Bush, Rubio Donors Didn't Rush To Support Ted Cruz In March

Republican donors have been slow to coalesce around Ted Cruz after Marco Rubio and Jeb Bush dropped out of the presidential primary race, an analysis of Federal Election Commission data by BuzzFeed News shows.

Establishment Republican donors were reluctant to back Sen. Ted Cruz even as he emerged as the top alternative to Donald Trump after key primary wins last month — with just about as many moving to John Kasich, whose path to the nomination is much dicier.

Approximately 63 of Bush’s campaign committee donors gave to Cruz after the former Florida governor dropped out of the race on Feb. 20, according to a BuzzFeed News analysis of the latest Federal Election Commission reports. Contributions from those donors amounted to just under $100,000 for the Cruz campaign.

And about 120 former Marco Rubio donors contributed a total of $126,650 to Cruz after the Florida senator dropped out of the presidential race on March 15.

Cruz’s super PACs also struggled to get large checks from new donors in March, according to FEC reports. His cluster of super PACs relied heavily on supporters like hedge fund magnate Bob Mercer who have been with the Texas senator from the beginning.

The latest campaign finance reports, which cover donations through March 31, don’t capture the establishment support the campaign is expected to have picked up in recent weeks as Cruz has wooed major donors in Las Vegas and Manhattan.

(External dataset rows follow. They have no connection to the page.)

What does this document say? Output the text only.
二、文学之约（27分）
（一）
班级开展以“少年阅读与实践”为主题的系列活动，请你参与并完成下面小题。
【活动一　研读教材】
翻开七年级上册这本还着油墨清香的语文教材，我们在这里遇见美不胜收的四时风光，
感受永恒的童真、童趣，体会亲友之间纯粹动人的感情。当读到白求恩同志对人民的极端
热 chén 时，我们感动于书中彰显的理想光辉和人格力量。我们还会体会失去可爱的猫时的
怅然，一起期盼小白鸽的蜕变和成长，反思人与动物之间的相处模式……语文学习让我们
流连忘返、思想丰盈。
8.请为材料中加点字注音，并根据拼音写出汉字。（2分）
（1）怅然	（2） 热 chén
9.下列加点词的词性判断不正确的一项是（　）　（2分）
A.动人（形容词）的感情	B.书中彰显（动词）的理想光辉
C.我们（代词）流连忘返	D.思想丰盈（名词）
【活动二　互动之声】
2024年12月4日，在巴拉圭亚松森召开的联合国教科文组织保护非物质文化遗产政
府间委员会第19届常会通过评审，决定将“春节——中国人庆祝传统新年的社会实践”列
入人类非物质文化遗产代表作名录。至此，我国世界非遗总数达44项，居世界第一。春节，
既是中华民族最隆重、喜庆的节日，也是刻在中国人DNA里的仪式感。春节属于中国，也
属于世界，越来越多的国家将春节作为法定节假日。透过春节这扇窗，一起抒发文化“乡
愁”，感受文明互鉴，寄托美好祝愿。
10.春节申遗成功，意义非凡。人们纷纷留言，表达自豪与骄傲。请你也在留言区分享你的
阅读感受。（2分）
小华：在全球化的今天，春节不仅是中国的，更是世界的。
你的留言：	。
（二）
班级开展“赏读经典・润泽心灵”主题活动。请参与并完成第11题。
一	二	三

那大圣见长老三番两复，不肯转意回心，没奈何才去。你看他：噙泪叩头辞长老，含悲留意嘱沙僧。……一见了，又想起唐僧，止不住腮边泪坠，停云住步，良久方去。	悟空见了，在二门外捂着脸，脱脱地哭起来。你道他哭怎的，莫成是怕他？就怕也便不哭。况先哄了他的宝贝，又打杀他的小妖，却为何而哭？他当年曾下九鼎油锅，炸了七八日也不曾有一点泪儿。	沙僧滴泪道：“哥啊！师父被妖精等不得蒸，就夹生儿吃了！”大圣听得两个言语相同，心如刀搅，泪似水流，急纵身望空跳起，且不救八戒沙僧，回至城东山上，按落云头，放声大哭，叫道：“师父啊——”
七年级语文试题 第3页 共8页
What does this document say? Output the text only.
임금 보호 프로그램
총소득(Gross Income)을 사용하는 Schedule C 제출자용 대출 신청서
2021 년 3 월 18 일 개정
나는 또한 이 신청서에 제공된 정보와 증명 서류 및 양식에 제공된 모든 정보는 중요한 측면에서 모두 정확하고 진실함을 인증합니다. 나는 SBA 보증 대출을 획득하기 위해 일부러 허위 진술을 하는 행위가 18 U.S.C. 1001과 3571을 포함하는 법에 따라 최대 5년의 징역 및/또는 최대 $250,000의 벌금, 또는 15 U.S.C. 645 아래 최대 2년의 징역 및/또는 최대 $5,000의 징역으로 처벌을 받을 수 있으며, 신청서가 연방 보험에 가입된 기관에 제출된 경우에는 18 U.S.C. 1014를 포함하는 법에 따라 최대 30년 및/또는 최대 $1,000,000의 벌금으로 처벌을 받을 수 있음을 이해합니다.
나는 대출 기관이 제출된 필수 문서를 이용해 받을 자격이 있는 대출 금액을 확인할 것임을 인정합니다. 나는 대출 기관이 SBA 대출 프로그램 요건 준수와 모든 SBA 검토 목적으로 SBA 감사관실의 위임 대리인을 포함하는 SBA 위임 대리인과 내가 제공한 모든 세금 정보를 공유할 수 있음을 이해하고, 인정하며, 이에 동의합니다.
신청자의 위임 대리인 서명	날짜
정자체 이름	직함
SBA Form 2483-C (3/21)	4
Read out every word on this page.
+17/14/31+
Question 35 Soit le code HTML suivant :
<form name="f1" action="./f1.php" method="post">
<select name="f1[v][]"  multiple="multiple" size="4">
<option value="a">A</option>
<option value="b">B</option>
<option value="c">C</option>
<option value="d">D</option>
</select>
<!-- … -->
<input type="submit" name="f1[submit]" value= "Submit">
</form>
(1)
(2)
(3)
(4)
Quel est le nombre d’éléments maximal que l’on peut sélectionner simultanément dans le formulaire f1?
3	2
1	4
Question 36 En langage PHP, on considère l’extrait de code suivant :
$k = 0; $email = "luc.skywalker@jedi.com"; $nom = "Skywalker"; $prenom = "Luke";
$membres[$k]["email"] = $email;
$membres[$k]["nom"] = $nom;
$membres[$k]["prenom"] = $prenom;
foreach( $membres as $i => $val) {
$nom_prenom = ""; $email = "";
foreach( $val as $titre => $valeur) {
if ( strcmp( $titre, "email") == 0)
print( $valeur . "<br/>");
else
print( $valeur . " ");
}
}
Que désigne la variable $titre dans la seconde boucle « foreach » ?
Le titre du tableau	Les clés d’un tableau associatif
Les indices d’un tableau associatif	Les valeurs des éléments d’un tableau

Meanwhile, Ohio Gov. John Kasich’s campaign received about $174,000 from 131 former Bush donors along with $92,000 from 97 former Rubio donors during the same timespan.

And then there actually are people who gave to Rubio and Bush that then joined Team Trump — Donald Trump’s campaign received donations from approximately nine former Bush donors and six former Rubio donors, according to the analysis.

Due to how the FEC collects and publishes data on contributions, the numbers are necessarily imprecise. The campaigns are only required to reveal the names of donors who have given more than $200 to a campaign. And because the FEC doesn’t assign donors unique identifiers, misspelled names, and extremely common names can throw off the calculations.